Dark Horse Cabernet | Taking Dark Horse Wine for a Ride?
Many people consider horses to be majestic, beautiful creatures. You might even think that of the somewhat ominous horse prominently displayed on bottles of Dark Horse Wines. Yet my experiences with them as a kid were somewhat less than favorable…
It all started on a field trip to a horse farm, where we had the opportunity to ride ponies. Quickly after cautiously getting on the one chosen for me, my horse took off in a full gallop chasing the large horse with an experienced adult rider in front of me. I was lucky not to fall, but the experience was as memorable as it was uninspiring.
Then, at my Aunt’s horse farm I managed to mangle with the electric fence (this explains a lot, trust me) while playing in a tree fort. Needless to say that when the folks at Gallo tasked with marketing the Dark Horse wines stuck a horse on the label, I suspect they imagined it would conjure a more positive response from me.
But then I had a glass of Dark Horse Cabernet Sauvignon while enjoying some tasty Korean Fried Chicken at the new Bon Chon location in Germantown, MD. I was pleasantly surprised by its bold flavor profile for such an inexpensive wine, so I thought I would do a formal review for readers.
Appearance: As promised, the Dark Horse Cabernet pours quite dark, with nearly opaque core turning a deep shade of garnet red at the rim.
Nose: The first impression on the nose is that of vanilla and brown spices wafting from the glass. Underneath that layer of oak-dominated influences lie aromas of black raspberry, cassis and licorice.

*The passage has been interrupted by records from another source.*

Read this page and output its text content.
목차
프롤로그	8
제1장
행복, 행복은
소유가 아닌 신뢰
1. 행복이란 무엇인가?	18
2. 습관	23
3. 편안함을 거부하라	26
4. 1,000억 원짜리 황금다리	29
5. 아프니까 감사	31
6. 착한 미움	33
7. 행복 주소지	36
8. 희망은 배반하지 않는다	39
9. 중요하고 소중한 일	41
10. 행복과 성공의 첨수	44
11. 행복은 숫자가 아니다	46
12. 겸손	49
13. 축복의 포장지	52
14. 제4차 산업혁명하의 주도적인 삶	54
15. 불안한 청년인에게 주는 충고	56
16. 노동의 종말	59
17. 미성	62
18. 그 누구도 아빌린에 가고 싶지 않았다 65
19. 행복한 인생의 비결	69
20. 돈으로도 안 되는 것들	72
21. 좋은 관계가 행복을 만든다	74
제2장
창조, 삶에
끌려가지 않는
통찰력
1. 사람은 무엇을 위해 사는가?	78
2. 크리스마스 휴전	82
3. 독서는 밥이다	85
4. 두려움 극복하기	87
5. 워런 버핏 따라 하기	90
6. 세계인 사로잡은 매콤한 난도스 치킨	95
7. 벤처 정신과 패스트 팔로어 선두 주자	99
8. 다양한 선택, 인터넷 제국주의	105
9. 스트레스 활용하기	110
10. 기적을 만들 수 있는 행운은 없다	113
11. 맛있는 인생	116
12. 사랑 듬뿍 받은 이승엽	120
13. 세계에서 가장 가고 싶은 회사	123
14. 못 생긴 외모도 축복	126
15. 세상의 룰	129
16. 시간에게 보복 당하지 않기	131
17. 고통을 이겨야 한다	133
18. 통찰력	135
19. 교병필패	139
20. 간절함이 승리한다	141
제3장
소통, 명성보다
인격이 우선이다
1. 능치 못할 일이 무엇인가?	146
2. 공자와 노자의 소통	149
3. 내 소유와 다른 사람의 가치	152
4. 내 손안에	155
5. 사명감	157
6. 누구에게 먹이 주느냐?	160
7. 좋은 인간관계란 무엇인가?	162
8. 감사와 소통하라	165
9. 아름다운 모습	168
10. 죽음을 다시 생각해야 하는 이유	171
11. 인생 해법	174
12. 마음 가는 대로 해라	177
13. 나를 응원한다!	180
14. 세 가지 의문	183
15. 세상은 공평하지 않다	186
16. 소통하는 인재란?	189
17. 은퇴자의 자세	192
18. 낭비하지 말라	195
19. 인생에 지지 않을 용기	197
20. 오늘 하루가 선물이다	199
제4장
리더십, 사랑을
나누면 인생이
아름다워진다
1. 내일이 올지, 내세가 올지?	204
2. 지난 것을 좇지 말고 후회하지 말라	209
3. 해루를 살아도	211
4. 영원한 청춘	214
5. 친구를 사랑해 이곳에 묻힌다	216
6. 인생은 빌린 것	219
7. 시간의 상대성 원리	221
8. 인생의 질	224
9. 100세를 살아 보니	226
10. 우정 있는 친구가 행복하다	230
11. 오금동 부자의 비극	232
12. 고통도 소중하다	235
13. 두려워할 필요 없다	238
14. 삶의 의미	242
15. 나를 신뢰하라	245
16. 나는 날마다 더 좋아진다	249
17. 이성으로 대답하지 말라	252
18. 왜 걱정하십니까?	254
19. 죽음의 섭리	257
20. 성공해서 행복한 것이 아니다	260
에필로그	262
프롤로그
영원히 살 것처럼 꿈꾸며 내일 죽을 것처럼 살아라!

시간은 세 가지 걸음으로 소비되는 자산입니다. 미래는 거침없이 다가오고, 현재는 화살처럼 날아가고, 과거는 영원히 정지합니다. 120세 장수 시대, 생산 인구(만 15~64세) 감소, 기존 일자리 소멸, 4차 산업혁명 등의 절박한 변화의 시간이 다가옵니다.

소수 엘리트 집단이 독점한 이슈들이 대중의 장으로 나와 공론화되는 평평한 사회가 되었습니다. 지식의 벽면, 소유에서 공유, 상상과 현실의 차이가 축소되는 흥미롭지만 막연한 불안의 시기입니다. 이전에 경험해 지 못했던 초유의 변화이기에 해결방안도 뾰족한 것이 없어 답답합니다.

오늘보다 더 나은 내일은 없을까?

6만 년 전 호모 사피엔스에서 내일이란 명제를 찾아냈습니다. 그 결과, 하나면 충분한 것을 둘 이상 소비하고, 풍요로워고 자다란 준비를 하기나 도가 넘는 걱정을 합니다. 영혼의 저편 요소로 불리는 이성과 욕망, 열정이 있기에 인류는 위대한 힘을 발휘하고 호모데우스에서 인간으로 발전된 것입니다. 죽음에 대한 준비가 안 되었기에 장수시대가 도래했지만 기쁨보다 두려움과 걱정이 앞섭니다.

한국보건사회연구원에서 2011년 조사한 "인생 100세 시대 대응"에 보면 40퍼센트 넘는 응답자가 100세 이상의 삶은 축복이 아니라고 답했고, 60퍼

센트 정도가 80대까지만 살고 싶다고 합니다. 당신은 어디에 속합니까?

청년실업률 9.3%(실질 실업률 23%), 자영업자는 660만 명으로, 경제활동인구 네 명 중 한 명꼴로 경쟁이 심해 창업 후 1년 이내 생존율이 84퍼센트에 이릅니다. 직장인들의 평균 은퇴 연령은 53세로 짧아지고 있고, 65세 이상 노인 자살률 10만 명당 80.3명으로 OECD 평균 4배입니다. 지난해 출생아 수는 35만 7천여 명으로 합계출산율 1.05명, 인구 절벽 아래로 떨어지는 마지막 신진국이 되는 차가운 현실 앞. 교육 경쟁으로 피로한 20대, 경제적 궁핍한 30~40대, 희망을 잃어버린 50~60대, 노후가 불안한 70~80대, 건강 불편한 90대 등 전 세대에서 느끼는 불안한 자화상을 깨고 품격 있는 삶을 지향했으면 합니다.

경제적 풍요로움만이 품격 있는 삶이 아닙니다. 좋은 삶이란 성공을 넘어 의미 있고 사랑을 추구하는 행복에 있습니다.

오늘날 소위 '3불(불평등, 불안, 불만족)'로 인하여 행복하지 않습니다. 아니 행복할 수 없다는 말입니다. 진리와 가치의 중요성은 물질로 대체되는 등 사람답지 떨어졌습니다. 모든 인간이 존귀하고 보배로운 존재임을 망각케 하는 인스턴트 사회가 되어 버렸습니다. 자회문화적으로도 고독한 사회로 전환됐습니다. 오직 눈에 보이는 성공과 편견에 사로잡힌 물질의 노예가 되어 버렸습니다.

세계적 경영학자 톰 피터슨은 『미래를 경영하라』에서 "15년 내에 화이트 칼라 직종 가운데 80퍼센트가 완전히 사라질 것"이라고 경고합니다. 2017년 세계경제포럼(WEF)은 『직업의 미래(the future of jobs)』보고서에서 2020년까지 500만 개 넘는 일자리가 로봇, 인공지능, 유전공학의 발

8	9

On the palate: The 2014 Dark Horse Cabernet Sauvignon is quite rich and bold, revealing mouth-coating, lush dark fruit flavors underscored by sweet oak nuances. Black raspberry and cassis flavors meld nicely with an abundance of coffee, licorice, cocoa and brown spices. The tannins could use a bit more polish but the finish benefits from decent length and the wine is overall moderately complex with solid concentration.
Varietal Composition: 77% Cabernet Sauvignon, 8% Petite Sirah, 5% Petit Verdot and the remaining 10% are undisclosed varietals selected by Winemaker Beth Liston.
Residual Sugar: 2 g/L
Origin: Grapes are sourced primarily from the Lodi and Delta regions of California’s Sacramento and San Joaquin Valleys.
Value Rating: 5 / 5
Where to get it: Available in the Trader Joes Wine Section, and Dark Horse Wines are widely-distributed.
Should you buy? If you typically enjoy extracted, oaky Napa Cabernet, then consider the Dark Horse Cabernet your bargain weeknight alternative. While not immensely complex, it’s a solid table wine with a lot of personality for the money.
Value Proposition – Dark Horse Cabernet Sauvignon | Dark Horse Wine Review
I’m happy to officially report that the third time’s a charm… finally a positive equestrian experience! It’s not every day you encounter a drinkable, $8 grocery store wine, let alone Cabernet Sauvignon.
And while I’m not exactly saying this is transcendental stuff here, Winemaker Beth Liston has succeeded in fashioning an affable Cabernet that’s bold, moderately complex and affordable. It also helps that this Dark Horse wine is widely distributed and easy to find.
For me, the Dark Horse Cabernet has all of the typically expensive oak and extract you could ask for at a price that’s far easier to swallow than the thought of getting back on another horse!